Technicon's appeal gets flushed in design infringement case


In Technicon Industries Pty Ltd v Caroma Industries Ltd ([2009] FCAFC 76, June 26 2009), the Full Court of the Federal Court of Australia has dismissed an appeal against a single judge’s decision in which the latter had found that Technicon Industries Pty Ltd had infringed Caroma Industries Ltd’s monopoly in its registered design for a lavatory pan.

Caroma manufactures and distributes bathroom products, including toilet suites which consist of a cistern and a lavatory pan. Caroma is the owner of a design (Registration 116692) which is registered in respect of a lavatory pan and sold as part of a toilet suite known as the 'Trident Sovereign 2000'.

Caroma alleged that a lavatory pan which was imported into and distributed and sold in Australia by Technicon infringed Caroma’s monopoly in its design.

Caroma’s design is registered under the Designs Act 1906 (Cth).
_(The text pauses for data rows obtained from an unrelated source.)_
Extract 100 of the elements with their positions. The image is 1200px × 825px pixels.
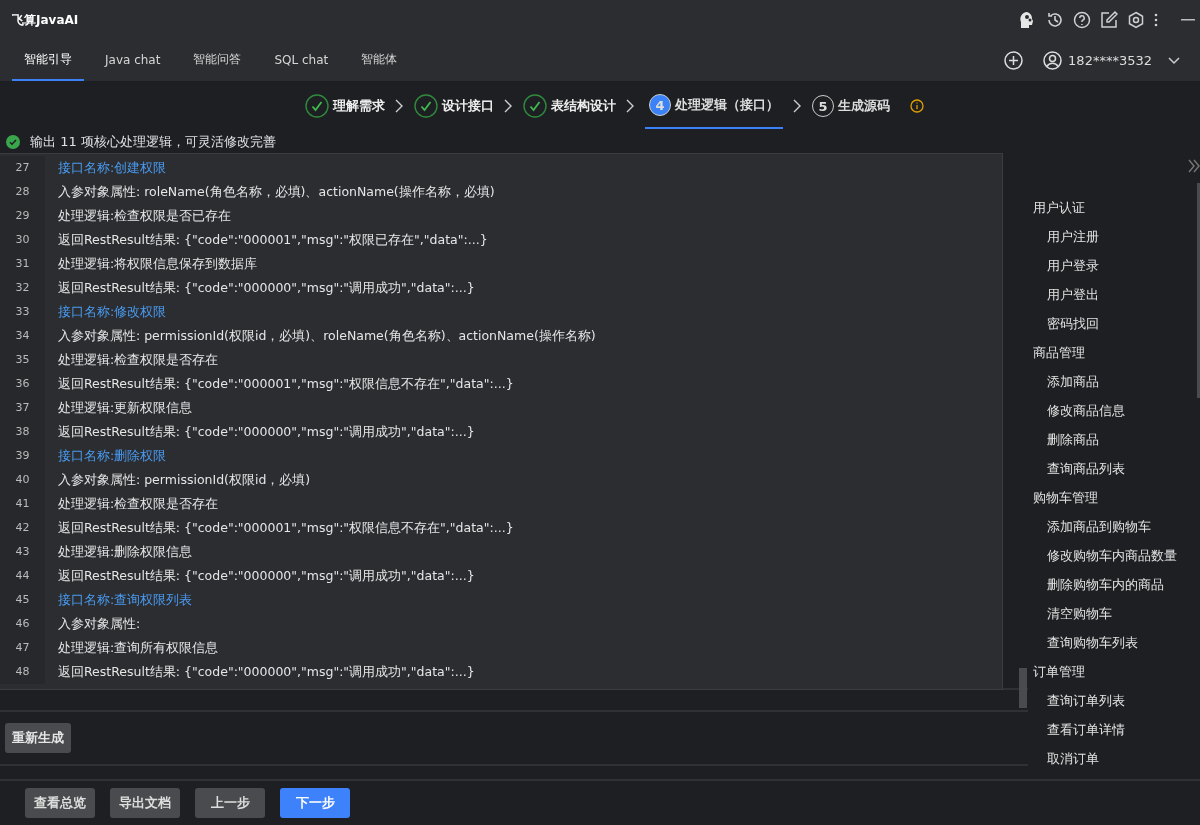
nav-tab[interactable]: 智能问答 — [181, 40, 254, 81]
code-line: 接口名称:删除权限 — [57, 447, 167, 465]
outline-item[interactable]: 查询商品列表 — [1033, 454, 1200, 483]
line-number: 46 — [0, 612, 45, 636]
nav-tab[interactable]: Java chat — [93, 40, 173, 81]
line-number: 34 — [0, 324, 45, 348]
line-number: 48 — [0, 660, 45, 684]
nav-tab[interactable]: SQL chat — [262, 40, 341, 81]
check-circle-icon — [305, 94, 329, 118]
code-line: 处理逻辑:将权限信息保存到数据库 — [57, 255, 258, 273]
more-icon[interactable] — [1154, 13, 1158, 27]
nav-tab[interactable]: 智能体 — [349, 40, 410, 81]
chevron-down-icon — [1168, 56, 1180, 65]
account-menu[interactable]: 182****3532 — [1043, 51, 1180, 70]
outline-item[interactable]: 添加商品到购物车 — [1033, 512, 1200, 541]
code-line: 入参对象属性: permissionId(权限id，必填)、roleName(角色名称)、actionName(操作名称) — [57, 327, 596, 345]
code-line: 返回RestResult结果: {"code":"000000","msg":"调用成功","data":...} — [57, 567, 475, 585]
footer-button[interactable]: 下一步 — [280, 788, 350, 818]
footer-button[interactable]: 导出文档 — [110, 788, 180, 818]
outline-item[interactable]: 修改商品信息 — [1033, 396, 1200, 425]
code-line: 入参对象属性: roleName(角色名称，必填)、actionName(操作名称，必填) — [57, 183, 495, 201]
line-number: 37 — [0, 396, 45, 420]
line-number: 33 — [0, 300, 45, 324]
outline-group[interactable]: 订单管理 — [1033, 657, 1200, 686]
code-line: 接口名称:查询权限列表 — [57, 591, 193, 609]
code-line: 返回RestResult结果: {"code":"000000","msg":"调用成功","data":...} — [57, 663, 475, 681]
regenerate-button[interactable]: 重新生成 — [5, 723, 71, 753]
step-item[interactable]: 4 处理逻辑（接口） — [645, 83, 783, 129]
outline-item[interactable]: 删除购物车内的商品 — [1033, 570, 1200, 599]
code-editor[interactable] — [0, 153, 1003, 690]
outline-item[interactable]: 查询购物车列表 — [1033, 628, 1200, 657]
line-number: 36 — [0, 372, 45, 396]
code-line: 接口名称:创建权限 — [57, 159, 167, 177]
line-number: 39 — [0, 444, 45, 468]
chevron-right-icon — [793, 99, 802, 113]
edit-icon[interactable] — [1100, 11, 1118, 29]
outline-item[interactable]: 查看订单详情 — [1033, 715, 1200, 744]
line-number: 29 — [0, 204, 45, 228]
check-circle-icon — [414, 94, 438, 118]
outline-item[interactable]: 修改购物车内商品数量 — [1033, 541, 1200, 570]
line-number: 42 — [0, 516, 45, 540]
line-number: 27 — [0, 156, 45, 180]
line-number: 30 — [0, 228, 45, 252]
double-chevron-right-icon[interactable] — [1188, 159, 1200, 173]
outline-item[interactable]: 查询订单列表 — [1033, 686, 1200, 715]
code-line: 返回RestResult结果: {"code":"000001","msg":"权限信息不存在","data":...} — [57, 519, 514, 537]
step-item[interactable]: 理解需求 — [305, 83, 385, 129]
outline-group[interactable]: 购物车管理 — [1033, 483, 1200, 512]
code-line: 处理逻辑:检查权限是否已存在 — [57, 207, 232, 225]
line-number: 38 — [0, 420, 45, 444]
line-number: 44 — [0, 564, 45, 588]
step-number: 4 — [649, 94, 671, 116]
outline-item[interactable]: 用户注册 — [1033, 222, 1200, 251]
line-number: 40 — [0, 468, 45, 492]
footer-button[interactable]: 查看总览 — [25, 788, 95, 818]
footer-button[interactable]: 上一步 — [195, 788, 265, 818]
step-item[interactable]: 设计接口 — [414, 83, 494, 129]
outline-item[interactable]: 清空购物车 — [1033, 599, 1200, 628]
code-line: 处理逻辑:删除权限信息 — [57, 543, 193, 561]
nav-tab[interactable]: 智能引导 — [12, 40, 84, 81]
scrollbar-thumb[interactable] — [1019, 668, 1027, 708]
line-number: 28 — [0, 180, 45, 204]
line-number: 31 — [0, 252, 45, 276]
code-line: 返回RestResult结果: {"code":"000001","msg":"权限已存在","data":...} — [57, 231, 488, 249]
code-line: 处理逻辑:检查权限是否存在 — [57, 495, 219, 513]
chevron-right-icon — [504, 99, 513, 113]
outline-item[interactable]: 删除商品 — [1033, 425, 1200, 454]
outline-item[interactable]: 用户登出 — [1033, 280, 1200, 309]
outline-item[interactable]: 添加商品 — [1033, 367, 1200, 396]
status-message: 输出 11 项核心处理逻辑，可灵活修改完善 — [30, 133, 276, 151]
history-icon[interactable] — [1046, 11, 1064, 29]
check-circle-icon — [523, 94, 547, 118]
code-line: 处理逻辑:检查权限是否存在 — [57, 351, 219, 369]
add-icon[interactable] — [1004, 51, 1024, 70]
code-line: 返回RestResult结果: {"code":"000001","msg":"权限信息不存在","data":...} — [57, 375, 514, 393]
chevron-right-icon — [626, 99, 635, 113]
outline-item[interactable]: 用户登录 — [1033, 251, 1200, 280]
step-item[interactable]: 表结构设计 — [523, 83, 616, 129]
check-circle-icon — [6, 135, 20, 149]
outline-item[interactable]: 取消订单 — [1033, 744, 1200, 773]
line-number: 45 — [0, 588, 45, 612]
code-line: 返回RestResult结果: {"code":"000000","msg":"调用成功","data":...} — [57, 279, 475, 297]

The 1906 act was repealed by the Designs Act 2003 (Cth) and all designs registered under the 1906 act are now taken to be registered under the 2003 act. However, such designs are still subject to the 1906 act for the purposes of determining the validity of the registration and determining whether the monopoly in the design has been infringed. Infringement of a registered design under the 1906 act occurs in the following cases when an article is imported into Australia:

  • where the registered design has been applied to the article;
  • where a copy of the registered design has been applied to the article and, notwithstanding that, there are slight differences which are apparent to the eye (referred to as “obvious imitation” of the registered design); and
  • where a copy of the registered design has been applied to the article with differences that have been made merely to disguise the copying (referred to as “fraudulent imitation” of the registered design).

A visual comparison will establish the first case or the second case. However, a finding of fraudulent imitation requires something more because, in such a case, a visual comparison is not in itself sufficient to establish imitation - otherwise, it would be a case of obvious imitation (see Malleys Ltd v JW Tomlin Pty Ltd ([1961] HCA 77) and Polyaire Pty Ltd v K-Aire Pty Ltd ([2005] HCA 32). The trial judge held that Technicon's pan was a “fraudulent imitation” of Caroma’s design.

"Fraudulent imitation" includes cases where the differences between the article and the design are obvious, but the extrinsic evidence establishes the fact of deliberate copying. In such a case, the existence of comparatively unimportant differences, which are sufficient to prevent the imitation from being obvious, is not a fact which the imitator can rely on in its defence. The existence of such differences may be one of the elements of the imitator’s fraud (see Rose v JW Pickavant & Co Ltd ((1923) 40 RPC 320).

Importantly, at the trial, the judge drew two inferences from the evidence presented to him:

  • Technicon had reason to believe that a registered design had been applied in the production of the Trident pan - in this regard, the judge noted Technicon’s own experience of registering its own designs and concluded that its directors must have been aware of the likelihood of a design being registered in respect of the Trident pan; and
  • Technicon was aware that products in Caroma’s brochures were the subject of registered designs and patents - in this regard, the judge noted that Technicon had obtained and relied on brochures produced by Caroma in connection with the development of its pan.

Technicon did not challenge these findings on appeal. Instead, Technicon relied on a distinctive 'scalloping' feature in the shape of Caroma’s design which was absent from Technicon's pan. Technicon argued that:

  • the 'scalloping' feature was a “striking feature” of Caroma’s design;
  • it was an advance over the prior art; and
  • when taken with other (albeit more subtle) differences, the differences as a whole were such that Technicon's pan could not fairly be described as an imitation of Caroma’s design.

Having regard to the evidence at the trial and the inferences drawn by the trial judge, it is not surprising that the Full Court dismissed the appeal. Technicon’s strategy of relying on the absence of the 'scalloping' feature could not help its cause in light of the evidence which allowed the trial judge to make a finding of fraudulent imitation. In essence, the absence of the scalloping was, in part, evidence of the fraud and wholly consistent with the unchallenged finding that Technicon decided consciously to base its product on the Trident pan. In such circumstances, the inference was clearly open that the differences between Technicon's pan and Caroma's design (including the absence of the 'scalloping') were intended to disguise the copying.